Jaelyn CoatesJaelyn Coates, a May 2017 graduate of Colorado State University’s student affairs in higher education master’s degree program, was recently honored as a member of the first cohort of National Association of Student Personnel Administrators NOW Professionals for her work pertaining to the NASPA core value of inclusion.

‘One of the best decisions’

Student affairs and activism have always been an important part of Coates’ life. Growing up on the East Coast and attending the University of North Carolina Chapel Hill for her bachelor’s degree, Coates was heavily involved on campus her junior and senior years. Her activism work led her to connect with mentors who urged her to consider a career in student affairs in higher education.

Coates was unaware that a career in student affairs, which could include her interests of equity and social justice, even existed. Her mentors encouraged her to apply to the SAHE program at CSU. Once accepted into the program, Coates packed up and moved halfway across the country.

“It’s one of the best decisions that I’ve ever made. I’m excited and passionate about working with underrepresented students,” Coates said. “I really believe higher education should be a space grounded in equity and social justice. Making connections with students struggling to find a space for themselves as they navigate their journey is really important to me.”

A blend of activism and student affairs

Part of CSU’s School of Education, the SAHE program was a good fit for Coates, as it helped her to begin a career that mirrored her respected mentors. Coates enjoyed being engaged in activism during her time as an undergraduate, and felt she gained a unique perspective on the challenges facing college administrators, particularly around transparency.
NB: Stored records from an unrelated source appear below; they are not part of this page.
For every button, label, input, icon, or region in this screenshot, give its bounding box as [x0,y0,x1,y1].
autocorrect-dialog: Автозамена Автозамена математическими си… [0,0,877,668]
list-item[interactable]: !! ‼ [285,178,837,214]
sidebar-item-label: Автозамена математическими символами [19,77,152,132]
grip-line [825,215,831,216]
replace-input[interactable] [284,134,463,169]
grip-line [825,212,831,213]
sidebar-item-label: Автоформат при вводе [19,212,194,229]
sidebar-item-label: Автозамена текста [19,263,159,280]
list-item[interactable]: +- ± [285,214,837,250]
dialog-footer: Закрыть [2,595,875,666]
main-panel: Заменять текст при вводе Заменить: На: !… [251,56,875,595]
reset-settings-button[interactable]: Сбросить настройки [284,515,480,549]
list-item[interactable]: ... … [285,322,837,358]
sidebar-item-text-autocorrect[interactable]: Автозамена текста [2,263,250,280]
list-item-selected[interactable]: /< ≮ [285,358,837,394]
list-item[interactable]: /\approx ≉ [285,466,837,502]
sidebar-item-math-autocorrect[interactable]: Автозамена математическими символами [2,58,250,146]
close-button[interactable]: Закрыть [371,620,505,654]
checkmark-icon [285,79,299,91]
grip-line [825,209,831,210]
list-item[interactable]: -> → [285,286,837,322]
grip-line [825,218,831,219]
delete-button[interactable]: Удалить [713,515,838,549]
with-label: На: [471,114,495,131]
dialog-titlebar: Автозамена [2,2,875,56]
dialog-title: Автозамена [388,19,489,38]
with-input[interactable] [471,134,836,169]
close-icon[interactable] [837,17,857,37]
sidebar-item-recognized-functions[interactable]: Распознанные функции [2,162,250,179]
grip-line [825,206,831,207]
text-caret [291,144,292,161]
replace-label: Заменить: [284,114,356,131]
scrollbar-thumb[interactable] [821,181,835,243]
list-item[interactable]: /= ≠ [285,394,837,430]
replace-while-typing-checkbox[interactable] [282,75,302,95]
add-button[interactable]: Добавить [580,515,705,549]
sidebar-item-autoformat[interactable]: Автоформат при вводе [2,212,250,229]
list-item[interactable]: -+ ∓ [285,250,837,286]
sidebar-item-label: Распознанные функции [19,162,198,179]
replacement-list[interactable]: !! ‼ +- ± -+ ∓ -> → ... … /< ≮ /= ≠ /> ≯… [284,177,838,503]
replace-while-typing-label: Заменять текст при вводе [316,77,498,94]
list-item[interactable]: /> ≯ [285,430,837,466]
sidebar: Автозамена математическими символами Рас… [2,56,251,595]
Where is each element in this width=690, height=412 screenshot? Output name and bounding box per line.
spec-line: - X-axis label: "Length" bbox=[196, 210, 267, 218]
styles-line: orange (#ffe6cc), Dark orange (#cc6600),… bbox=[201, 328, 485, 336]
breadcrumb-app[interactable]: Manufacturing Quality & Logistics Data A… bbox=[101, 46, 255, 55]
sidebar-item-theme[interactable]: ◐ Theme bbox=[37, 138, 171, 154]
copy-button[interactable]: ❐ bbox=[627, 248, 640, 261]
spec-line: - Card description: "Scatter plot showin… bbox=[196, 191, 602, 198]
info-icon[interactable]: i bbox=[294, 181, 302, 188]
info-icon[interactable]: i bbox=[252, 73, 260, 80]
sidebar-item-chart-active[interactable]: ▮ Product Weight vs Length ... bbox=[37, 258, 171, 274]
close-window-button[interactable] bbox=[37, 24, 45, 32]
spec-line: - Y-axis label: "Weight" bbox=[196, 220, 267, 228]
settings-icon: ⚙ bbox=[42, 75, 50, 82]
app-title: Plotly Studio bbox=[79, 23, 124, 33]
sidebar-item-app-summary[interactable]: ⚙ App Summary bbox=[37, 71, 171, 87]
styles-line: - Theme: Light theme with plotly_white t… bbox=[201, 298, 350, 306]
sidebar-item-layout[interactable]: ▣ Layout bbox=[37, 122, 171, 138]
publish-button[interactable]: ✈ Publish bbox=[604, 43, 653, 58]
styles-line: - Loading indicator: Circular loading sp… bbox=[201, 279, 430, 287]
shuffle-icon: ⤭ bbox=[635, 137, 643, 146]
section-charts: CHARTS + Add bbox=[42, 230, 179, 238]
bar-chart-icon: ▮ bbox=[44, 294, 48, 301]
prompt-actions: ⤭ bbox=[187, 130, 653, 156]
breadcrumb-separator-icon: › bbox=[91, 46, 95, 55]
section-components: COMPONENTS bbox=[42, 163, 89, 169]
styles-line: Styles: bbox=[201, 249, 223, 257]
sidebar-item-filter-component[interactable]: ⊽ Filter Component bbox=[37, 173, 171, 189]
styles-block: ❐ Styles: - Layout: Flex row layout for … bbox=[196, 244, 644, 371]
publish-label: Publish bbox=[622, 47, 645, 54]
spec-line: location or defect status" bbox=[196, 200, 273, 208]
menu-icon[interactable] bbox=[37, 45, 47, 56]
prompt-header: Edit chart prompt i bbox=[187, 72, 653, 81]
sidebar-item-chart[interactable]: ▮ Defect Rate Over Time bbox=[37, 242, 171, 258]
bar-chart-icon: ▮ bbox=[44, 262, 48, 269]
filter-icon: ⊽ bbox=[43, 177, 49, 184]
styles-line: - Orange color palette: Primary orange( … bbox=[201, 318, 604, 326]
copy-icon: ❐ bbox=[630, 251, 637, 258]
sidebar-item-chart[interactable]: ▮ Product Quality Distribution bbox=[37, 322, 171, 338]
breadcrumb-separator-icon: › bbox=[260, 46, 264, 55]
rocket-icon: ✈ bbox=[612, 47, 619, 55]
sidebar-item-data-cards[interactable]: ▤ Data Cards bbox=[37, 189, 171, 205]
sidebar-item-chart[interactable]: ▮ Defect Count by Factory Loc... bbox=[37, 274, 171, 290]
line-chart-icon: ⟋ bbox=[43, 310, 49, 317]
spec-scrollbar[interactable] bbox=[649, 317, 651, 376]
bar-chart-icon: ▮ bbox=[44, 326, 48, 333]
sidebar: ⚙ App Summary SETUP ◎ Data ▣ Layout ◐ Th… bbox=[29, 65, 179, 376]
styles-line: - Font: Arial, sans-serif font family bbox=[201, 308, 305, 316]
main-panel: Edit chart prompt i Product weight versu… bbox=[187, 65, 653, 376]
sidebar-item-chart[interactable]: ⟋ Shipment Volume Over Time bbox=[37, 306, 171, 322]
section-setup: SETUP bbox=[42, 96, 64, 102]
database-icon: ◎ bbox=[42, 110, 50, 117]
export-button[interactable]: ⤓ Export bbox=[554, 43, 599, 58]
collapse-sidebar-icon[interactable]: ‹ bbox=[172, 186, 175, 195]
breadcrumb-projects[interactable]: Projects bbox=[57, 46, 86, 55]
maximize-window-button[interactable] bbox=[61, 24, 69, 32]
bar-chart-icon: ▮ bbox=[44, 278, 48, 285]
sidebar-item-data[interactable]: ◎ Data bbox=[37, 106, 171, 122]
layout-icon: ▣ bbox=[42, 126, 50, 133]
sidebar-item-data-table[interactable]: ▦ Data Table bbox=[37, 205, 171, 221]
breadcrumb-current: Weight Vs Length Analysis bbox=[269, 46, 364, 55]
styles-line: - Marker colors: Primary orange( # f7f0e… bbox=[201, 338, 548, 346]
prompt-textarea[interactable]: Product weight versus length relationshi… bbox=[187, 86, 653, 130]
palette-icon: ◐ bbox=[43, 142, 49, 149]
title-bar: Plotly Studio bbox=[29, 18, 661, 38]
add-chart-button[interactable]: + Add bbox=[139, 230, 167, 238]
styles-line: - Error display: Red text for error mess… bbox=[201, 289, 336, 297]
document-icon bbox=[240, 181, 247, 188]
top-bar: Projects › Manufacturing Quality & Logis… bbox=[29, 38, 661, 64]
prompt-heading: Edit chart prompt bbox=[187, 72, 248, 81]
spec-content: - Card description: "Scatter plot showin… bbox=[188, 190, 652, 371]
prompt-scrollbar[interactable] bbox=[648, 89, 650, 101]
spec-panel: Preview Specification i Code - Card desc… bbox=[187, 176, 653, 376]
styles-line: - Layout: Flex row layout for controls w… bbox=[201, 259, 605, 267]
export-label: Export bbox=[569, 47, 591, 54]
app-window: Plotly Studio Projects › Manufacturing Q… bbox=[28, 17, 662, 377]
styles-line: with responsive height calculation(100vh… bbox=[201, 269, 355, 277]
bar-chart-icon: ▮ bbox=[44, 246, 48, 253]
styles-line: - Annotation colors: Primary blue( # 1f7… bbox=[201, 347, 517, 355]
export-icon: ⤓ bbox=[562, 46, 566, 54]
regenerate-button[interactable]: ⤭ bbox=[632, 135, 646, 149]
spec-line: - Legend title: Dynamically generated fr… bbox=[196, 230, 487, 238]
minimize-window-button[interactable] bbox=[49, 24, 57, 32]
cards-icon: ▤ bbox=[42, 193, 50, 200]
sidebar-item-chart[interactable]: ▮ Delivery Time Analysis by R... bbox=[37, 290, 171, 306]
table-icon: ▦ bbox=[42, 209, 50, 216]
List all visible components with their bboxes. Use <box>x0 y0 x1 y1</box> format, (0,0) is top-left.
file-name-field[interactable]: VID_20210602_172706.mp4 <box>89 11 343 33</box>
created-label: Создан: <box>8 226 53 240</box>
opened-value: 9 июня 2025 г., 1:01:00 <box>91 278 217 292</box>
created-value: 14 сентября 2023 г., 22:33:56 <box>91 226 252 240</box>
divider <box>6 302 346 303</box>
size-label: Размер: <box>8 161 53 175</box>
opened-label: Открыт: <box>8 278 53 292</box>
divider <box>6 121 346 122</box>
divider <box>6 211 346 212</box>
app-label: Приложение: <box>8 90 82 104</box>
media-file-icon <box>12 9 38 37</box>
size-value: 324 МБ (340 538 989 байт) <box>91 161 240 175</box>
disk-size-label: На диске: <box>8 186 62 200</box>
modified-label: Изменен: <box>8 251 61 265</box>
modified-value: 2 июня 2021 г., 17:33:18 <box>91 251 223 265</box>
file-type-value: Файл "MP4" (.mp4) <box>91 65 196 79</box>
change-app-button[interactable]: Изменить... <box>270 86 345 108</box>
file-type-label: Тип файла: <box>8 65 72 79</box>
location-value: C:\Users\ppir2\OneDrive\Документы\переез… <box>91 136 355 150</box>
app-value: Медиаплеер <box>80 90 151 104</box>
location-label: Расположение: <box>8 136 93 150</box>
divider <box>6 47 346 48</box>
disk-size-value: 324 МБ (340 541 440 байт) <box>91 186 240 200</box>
Coates has enjoyed her time in the SAHE program because it allowed her to combine her interests in activism and taught her the inner workings of a university, so when needed, conversations regarding changes can be better understood by both parties.

Gaining professional experience

Jaelyn Coates speaking at TedxCSU in 2017

As a SAHE student, Coates earned an assistantship with CSU’s Parent and Family Programs and Vice President for Student Affairs office. She’s been involved with both the Black/African American Cultural Center and Fraternity and Sorority Life on campus, participated on panels, is a member of the First-Generation University Initiative committee, and co-coordinates the NASPA Undergraduate Fellows Program.

Coates gave a Ted Talk at TEDxCSU in 2017, an event she never thought that she’d be involved in, after a push from a friend led her to apply. The experience, she said, was enjoyable and gave her the confidence to feel proud of the ideas she has to share. 2018 has been a busy year for Coates, as she participated in the Global Perspectives course in SAHE and led the charge for the annual Martin Luther King Day community march in Fort Collins.

“I think for me, personally, I appreciated this opportunity,” Coates said. “In social justice movements, women of color are often doing a lot of work but aren’t necessarily in the front giving the message.”

‘We’re doing things now’

Following her recent graduation, Coates accepted a position in the Summer Session office at the University of California, Santa Cruz. There, she’ll be working with first-year, transfer, international, and high school students who come to campus for a summer academy program; she’ll help these students build community and adjust to life on campus while taking classes.

As for being part of the inaugural cohort of NASPA Now Professionals, Coates says she’s honored to have been selected.

“It was really cool to be nominated in the first place,” she said.  “What really resonated with the idea of being a NASPA Now Professional was that we’re doing things now — not waiting to do things when we’re more seasoned in the field. To know people are already hearing what I have to say is really cool.”

The School of Education is part of CSU’s College of Health and Human Sciences.